WWOOF began in the early 1970s in the United Kingdom and its membership has grown by 20 percent each year, according to Andrew Strange, the director of the WWOOF organization in New Zealand.
“If you’re a traveler, you give something back to the country you’re visiting by planting a tree or building a raised bed veggie garden,” said Strange from his cattle farm in Nelson, New Zealand. New Zealand welcomes more than 5,000 itinerant farmhands annually through WWOOF, Strange said.
Some are enamored with this rustic type of travel, but not all. After his tragicomic episode with the ill-fated organic bread, Matilsky said he would never WWOOF again. “The program entails ungodly hours, little food and heavy labor on isolated farms in the middle of nowhere,” he said.
But Ryan Leo Goldsmith, who helped bring the WWOOF program to the United States in 1999, insists living and farming with locals is the best way to travel.
“A farm is not a place where you would ordinarily have the chance to have a real cultural exchange,” he said. “But when you accept a traveler into your home, you suddenly have an amazing opportunity to compare how your grandfathers grew peas in different countries.”
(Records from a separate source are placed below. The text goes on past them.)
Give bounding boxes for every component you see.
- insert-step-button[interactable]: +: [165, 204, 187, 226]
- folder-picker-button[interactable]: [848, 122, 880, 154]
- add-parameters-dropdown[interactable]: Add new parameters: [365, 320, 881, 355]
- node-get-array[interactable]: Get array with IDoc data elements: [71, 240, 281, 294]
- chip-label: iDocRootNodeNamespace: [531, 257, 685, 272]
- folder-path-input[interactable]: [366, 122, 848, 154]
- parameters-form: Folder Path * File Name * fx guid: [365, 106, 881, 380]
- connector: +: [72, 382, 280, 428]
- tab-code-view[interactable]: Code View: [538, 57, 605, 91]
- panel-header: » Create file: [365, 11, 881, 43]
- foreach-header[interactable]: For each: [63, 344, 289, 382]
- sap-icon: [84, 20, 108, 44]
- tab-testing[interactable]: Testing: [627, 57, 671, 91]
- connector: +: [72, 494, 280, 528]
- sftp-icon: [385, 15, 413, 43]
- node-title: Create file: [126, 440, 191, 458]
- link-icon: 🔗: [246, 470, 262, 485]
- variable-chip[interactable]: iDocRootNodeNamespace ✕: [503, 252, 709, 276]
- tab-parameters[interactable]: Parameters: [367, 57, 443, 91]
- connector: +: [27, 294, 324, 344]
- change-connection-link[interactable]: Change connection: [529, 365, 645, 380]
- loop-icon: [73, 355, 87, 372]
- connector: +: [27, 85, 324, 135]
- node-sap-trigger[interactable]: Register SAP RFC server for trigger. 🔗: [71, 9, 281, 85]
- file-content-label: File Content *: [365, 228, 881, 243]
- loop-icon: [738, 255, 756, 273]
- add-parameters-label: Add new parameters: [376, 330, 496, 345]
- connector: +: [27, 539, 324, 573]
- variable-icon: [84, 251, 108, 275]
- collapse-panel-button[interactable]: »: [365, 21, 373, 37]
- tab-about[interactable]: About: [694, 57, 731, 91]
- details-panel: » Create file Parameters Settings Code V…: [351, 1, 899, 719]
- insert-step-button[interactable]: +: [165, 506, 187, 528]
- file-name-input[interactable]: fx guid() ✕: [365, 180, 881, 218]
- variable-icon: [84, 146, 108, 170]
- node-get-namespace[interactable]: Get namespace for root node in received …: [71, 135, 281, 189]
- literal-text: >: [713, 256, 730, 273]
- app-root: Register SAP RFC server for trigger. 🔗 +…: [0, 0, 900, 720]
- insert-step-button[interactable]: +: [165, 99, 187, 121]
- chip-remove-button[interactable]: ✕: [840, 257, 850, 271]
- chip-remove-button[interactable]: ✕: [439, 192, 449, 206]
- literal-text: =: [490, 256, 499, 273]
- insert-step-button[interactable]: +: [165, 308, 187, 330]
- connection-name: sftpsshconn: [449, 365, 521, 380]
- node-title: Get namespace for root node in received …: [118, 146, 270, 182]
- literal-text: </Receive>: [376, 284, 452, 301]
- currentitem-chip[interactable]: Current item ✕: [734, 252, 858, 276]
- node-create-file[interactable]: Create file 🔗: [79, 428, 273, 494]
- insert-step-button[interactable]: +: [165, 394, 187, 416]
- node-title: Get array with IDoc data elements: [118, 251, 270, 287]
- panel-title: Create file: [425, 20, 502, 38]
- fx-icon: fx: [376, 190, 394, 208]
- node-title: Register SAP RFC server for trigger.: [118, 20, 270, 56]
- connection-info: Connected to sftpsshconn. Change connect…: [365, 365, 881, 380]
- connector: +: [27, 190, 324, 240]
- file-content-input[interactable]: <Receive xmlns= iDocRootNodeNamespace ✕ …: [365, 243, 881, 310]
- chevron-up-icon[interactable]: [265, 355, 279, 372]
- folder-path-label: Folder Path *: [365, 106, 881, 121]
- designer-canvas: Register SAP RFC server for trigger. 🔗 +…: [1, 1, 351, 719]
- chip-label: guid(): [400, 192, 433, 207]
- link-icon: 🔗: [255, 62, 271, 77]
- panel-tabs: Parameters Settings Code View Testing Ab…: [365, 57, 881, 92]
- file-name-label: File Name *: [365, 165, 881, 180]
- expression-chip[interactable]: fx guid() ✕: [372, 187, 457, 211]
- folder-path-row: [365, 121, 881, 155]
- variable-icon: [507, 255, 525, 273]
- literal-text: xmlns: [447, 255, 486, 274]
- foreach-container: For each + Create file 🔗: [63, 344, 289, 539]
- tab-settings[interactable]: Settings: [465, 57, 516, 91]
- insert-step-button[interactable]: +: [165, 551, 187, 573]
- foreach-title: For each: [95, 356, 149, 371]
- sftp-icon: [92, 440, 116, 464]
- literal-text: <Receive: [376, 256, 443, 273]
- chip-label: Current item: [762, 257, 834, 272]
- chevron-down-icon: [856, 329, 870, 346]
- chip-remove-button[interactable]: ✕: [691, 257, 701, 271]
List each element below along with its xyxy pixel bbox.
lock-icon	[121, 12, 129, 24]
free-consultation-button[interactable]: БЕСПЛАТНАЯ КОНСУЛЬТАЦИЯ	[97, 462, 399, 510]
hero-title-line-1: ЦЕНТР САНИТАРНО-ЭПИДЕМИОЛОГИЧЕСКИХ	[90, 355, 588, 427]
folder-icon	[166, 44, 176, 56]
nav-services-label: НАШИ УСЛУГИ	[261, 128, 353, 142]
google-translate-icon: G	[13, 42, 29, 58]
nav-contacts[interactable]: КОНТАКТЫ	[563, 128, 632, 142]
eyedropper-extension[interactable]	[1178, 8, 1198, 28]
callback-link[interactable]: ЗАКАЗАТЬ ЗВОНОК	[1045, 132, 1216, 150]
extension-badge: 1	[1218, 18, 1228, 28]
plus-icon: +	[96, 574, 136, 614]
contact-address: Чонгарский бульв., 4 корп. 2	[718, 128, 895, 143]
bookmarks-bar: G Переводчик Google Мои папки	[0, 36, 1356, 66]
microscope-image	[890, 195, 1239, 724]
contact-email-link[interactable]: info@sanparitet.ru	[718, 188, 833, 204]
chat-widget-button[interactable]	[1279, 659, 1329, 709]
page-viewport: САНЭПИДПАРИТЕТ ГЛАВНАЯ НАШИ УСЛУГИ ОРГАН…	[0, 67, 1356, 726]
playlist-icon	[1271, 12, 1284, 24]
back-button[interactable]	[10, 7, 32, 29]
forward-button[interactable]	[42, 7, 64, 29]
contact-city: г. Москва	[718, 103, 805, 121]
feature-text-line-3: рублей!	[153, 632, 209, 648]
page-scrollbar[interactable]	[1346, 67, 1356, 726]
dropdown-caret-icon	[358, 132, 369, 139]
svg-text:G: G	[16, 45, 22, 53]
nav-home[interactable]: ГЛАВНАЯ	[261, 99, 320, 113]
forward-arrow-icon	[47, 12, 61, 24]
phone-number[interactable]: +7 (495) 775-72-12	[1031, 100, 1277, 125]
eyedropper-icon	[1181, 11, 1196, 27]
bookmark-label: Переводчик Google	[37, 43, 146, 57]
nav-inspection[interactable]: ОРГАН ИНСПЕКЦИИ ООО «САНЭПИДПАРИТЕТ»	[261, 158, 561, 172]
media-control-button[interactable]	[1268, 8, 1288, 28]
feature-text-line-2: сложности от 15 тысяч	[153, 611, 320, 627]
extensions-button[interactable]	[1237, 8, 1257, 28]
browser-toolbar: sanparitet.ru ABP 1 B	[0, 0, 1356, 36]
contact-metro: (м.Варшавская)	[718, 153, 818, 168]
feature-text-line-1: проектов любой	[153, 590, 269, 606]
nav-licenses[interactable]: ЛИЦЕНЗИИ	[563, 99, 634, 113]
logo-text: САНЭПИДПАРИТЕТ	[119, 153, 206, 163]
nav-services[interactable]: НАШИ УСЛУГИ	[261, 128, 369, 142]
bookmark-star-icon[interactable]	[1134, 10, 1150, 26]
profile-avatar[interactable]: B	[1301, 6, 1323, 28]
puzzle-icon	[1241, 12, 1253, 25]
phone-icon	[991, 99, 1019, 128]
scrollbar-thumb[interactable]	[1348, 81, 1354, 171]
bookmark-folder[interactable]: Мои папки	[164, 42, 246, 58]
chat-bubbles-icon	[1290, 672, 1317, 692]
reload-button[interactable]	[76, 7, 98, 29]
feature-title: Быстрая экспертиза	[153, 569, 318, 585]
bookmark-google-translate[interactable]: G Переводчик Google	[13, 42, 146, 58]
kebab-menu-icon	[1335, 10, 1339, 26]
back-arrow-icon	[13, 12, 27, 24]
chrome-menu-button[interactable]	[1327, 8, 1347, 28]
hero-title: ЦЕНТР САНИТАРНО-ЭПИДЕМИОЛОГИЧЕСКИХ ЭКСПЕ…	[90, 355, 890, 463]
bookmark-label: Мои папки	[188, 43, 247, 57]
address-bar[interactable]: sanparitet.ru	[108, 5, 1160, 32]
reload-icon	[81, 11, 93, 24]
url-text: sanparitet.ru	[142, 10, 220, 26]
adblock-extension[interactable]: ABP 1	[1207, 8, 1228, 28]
When Goldsmith and his seven friends from the University of California at Santa Cruz started recruiting American farmers to participate in the WWOOF exchange, only seven registered. Today there are more than 800 American farms listed in the WWOOF catalog.
“The whole organic food movement is growing, and people are realizing there’s a real need to be aware of how food is produced,” said Goldsmith, who owns Sol Food Farm in Occidental, Calif., and is a chef at Bistro de Copains. “People, including tourists, want to support the organic movement as well as the farmers who are growing the food.”
Farmers who accept students into their families as itinerant workers tell Strange it’s a great way to advance their passion for sustainable agriculture.
“Young people generally come from the city and don’t have an interest in farming, but once they’ve gotten a wee taste of it, they begin to have an understanding of why a farmer is growing organically,” Strange said.
Just as golf, beach and spa getaways remain the most popular choices for mainstream tourists, according to Robert Hertzka of Resorts Online, students with money like a bit of luxury, too.
Francesca Hoffman, a travel adviser for STA travels, a student budget travel agency, said richer students still opt for spring break trips to Jamaica that exceed $1,500.
“There’s definitely an interest in doing cheaper and alternative abroad programs, but students who have their daddies’ credit cards often have no limits on the amount of money they’re willing to spend,” Hoffman said.
But some travel agents say even their wealthier customers are getting bored with being pampered in posh hotels and corralled through scripted tours.
“I’m receiving more requests for cultural travel such as trips to Buddhist monasteries,” Mitchell said.
But there’s culture and then there’s culture.
“For many people,” Mitchell said, “farming doesn’t sound like much of a vacation.”